[Coco] CoCo4! 50% done!
Aaron Wolfe
aawolfe at gmail.com
Wed Feb 5 14:34:33 EST 2014
On Feb 5, 2014 2:05 PM, "Nick Marentes" <nickma at optusnet.com.au> wrote:
>
> Mark Marlette <mmarlette at ...> writes:
>
> > So what is reasonable? $100, $200, $400??? What is reasonable to one is
> unreasonable to another.
> >
> > The amount NRE involved in the development of these platforms is
> staggering.... If Altera is charging what
> > they are for their DE-1 or SOCs can you imagine what the pricing would
be
> for each on a 100 unit run?
>
>
> What we're looking at is a price that most people would be prepared to pay
> in order to get enough units out there to encourage software development
of
> new products.
>
> That is not a price based on what the cost to develop and produce but what
> the market percieves it to be worth to them.
>
> The reality is that even $400 is really a reasonable price. I remember
> paying around $400 for my CoCo3 back in the 80's and that didn't include a
> disk drive, so the FPGA CoCo is good value considering it has SD card
> storage, more colors and runs much faster.
>
> But are people prepared to pay that for a retro hobby computer when you
can
> buy a laptop with built in LCD and hard drive for less nowadays?
>
> I think the magic price point is somewhere in the vicinity of $200.
Anything
> more than that and people will question what they really want it for when
> there is no software that particularly uses the new features.
>
I agree $200 is about the limit for such a device. There is the same
chicken and egg problem that prevented any of the original "coco 4"

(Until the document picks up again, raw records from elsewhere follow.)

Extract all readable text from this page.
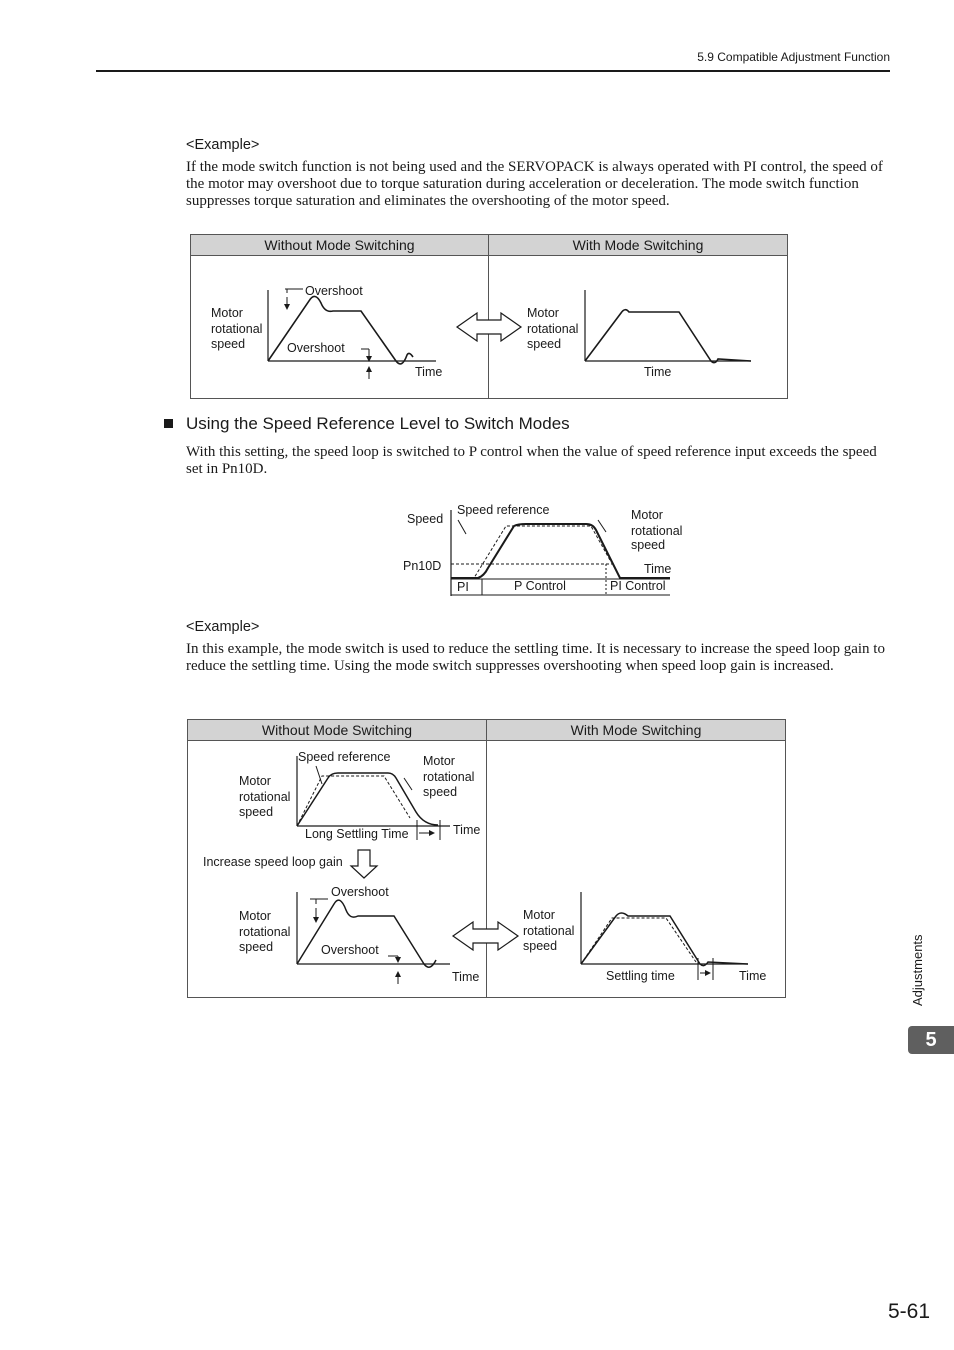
5.9 Compatible Adjustment Function
<Example>
If the mode switch function is not being used and the SERVOPACK is always operated with PI control, the speed of the motor may overshoot due to torque saturation during acceleration or deceleration. The mode switch function suppresses torque saturation and eliminates the overshooting of the motor speed.
Without Mode Switching	With Mode Switching
Motor
rotational
speed
Overshoot
Overshoot
Time
Motor
rotational
speed
Time
Using the Speed Reference Level to Switch Modes
With this setting, the speed loop is switched to P control when the value of speed reference input exceeds the speed set in Pn10D.
Speed
Speed reference	Motor
rotational
speed
Pn10D	Time
PI	P Control	PI Control
<Example>
In this example, the mode switch is used to reduce the settling time. It is necessary to increase the speed loop gain to reduce the settling time. Using the mode switch suppresses overshooting when speed loop gain is increased.
Without Mode Switching	With Mode Switching
Motor
rotational
speed
Speed reference	Motor
rotational
speed
Long Settling Time	Time
Increase speed loop gain
Overshoot
Motor
rotational
speed	Overshoot
Time
Motor
rotational
speed
Settling time	Time	Adjustments
5
5-61
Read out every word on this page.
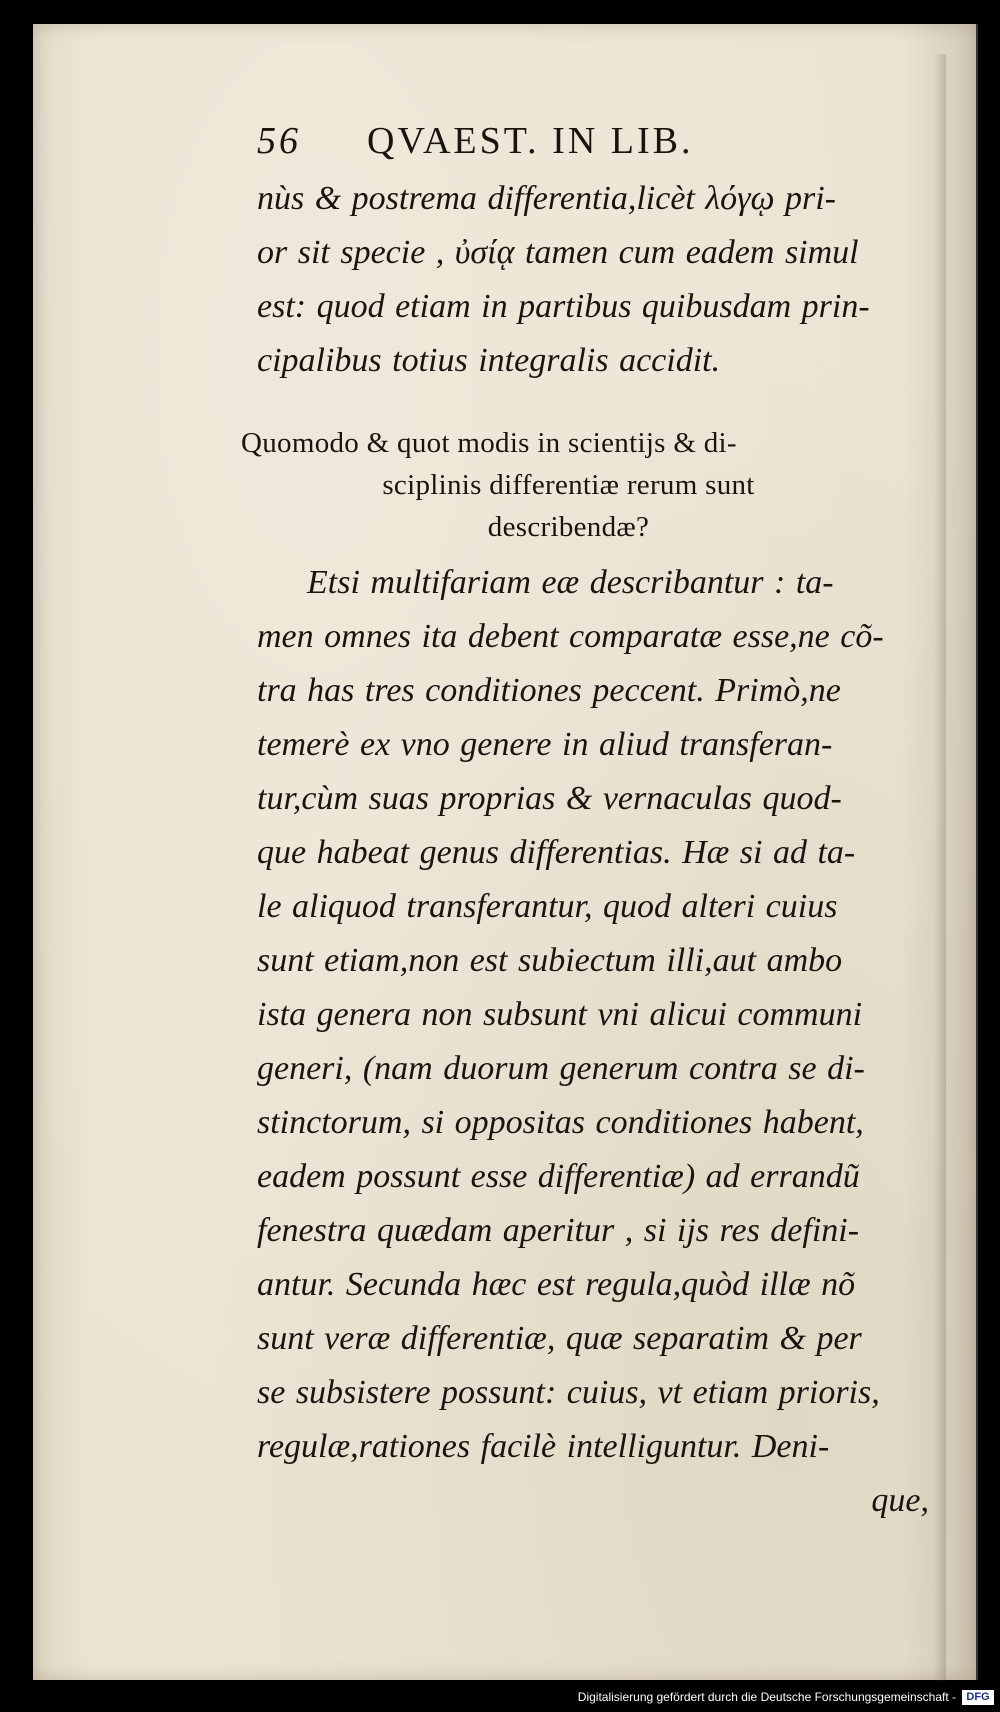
56 QVAEST. IN LIB.
nùs & postrema differentia,licèt λόγῳ pri-
or sit specie , ὐσίᾳ tamen cum eadem simul
est: quod etiam in partibus quibusdam prin-
cipalibus totius integralis accidit.
Quomodo & quot modis in scientijs & di-
sciplinis differentiæ rerum sunt
describendæ?
Etsi multifariam eæ describantur : ta-
men omnes ita debent comparatæ esse,ne cõ-
tra has tres conditiones peccent. Primò,ne
temerè ex vno genere in aliud transferan-
tur,cùm suas proprias & vernaculas quod-
que habeat genus differentias. Hæ si ad ta-
le aliquod transferantur, quod alteri cuius
sunt etiam,non est subiectum illi,aut ambo
ista genera non subsunt vni alicui communi
generi, (nam duorum generum contra se di-
stinctorum, si oppositas conditiones habent,
eadem possunt esse differentiæ) ad errandũ
fenestra quædam aperitur , si ijs res defini-
antur. Secunda hæc est regula,quòd illæ nõ
sunt veræ differentiæ, quæ separatim & per
se subsistere possunt: cuius, vt etiam prioris,
regulæ,rationes facilè intelliguntur. Deni-
que,
Digitalisierung gefördert durch die Deutsche Forschungsgemeinschaft - DFG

attempts from seeing success. People don't write software for platforms
without users, and users don't buy platforms without software. We also
have the same issue of competing with the well established CoCo 3 standard
for mindshare... if the platform isn't significantly better then why
upgrade at all, yet if the platform is too different then its "not a coco".
Personally I think most of the upgrades seen in CoCo3FPGA are the low
hanging fruit that makes the most sense. A 25Mhz NitrOS9 system is really
nice and doesn't require new software. Everybody likes having the same
thing only faster :) Same for vga output, ps/2 keyboard, high speed
drivewire, built in sound, etc. That stuff just makes things you do now on
a coco 3 easier or faster. But once you get into new video modes, a better
MMU or RAM subsystem, all the things that require significant changes on
the software side.. it gets much harder to provide something people
appreciate or can agree on or even use. I am not saying we shouldn't
pursue those things, they would be awesome to have. I just don't think
they can provide support for a platform on their own. If we have a $200
solution that is easy to use and provides a very good CoCo 3 without new
software, it could in turn provide the user base to support new
directions. A great aspect of the FPGA platform is that you don't have to
commit to a single definition. For example if CoCo3FPGA decided to
implement a new MMU, nobody with a DE1 now has to buy new hardware, its
just reprogram the FPGA to be the new MMU, and the party has started.
That flexibility eliminates many difficult choices you would have to make
if one were to design a coco 4 using traditional components, and I think
that provides the best real hope we have of seeing a standard platform.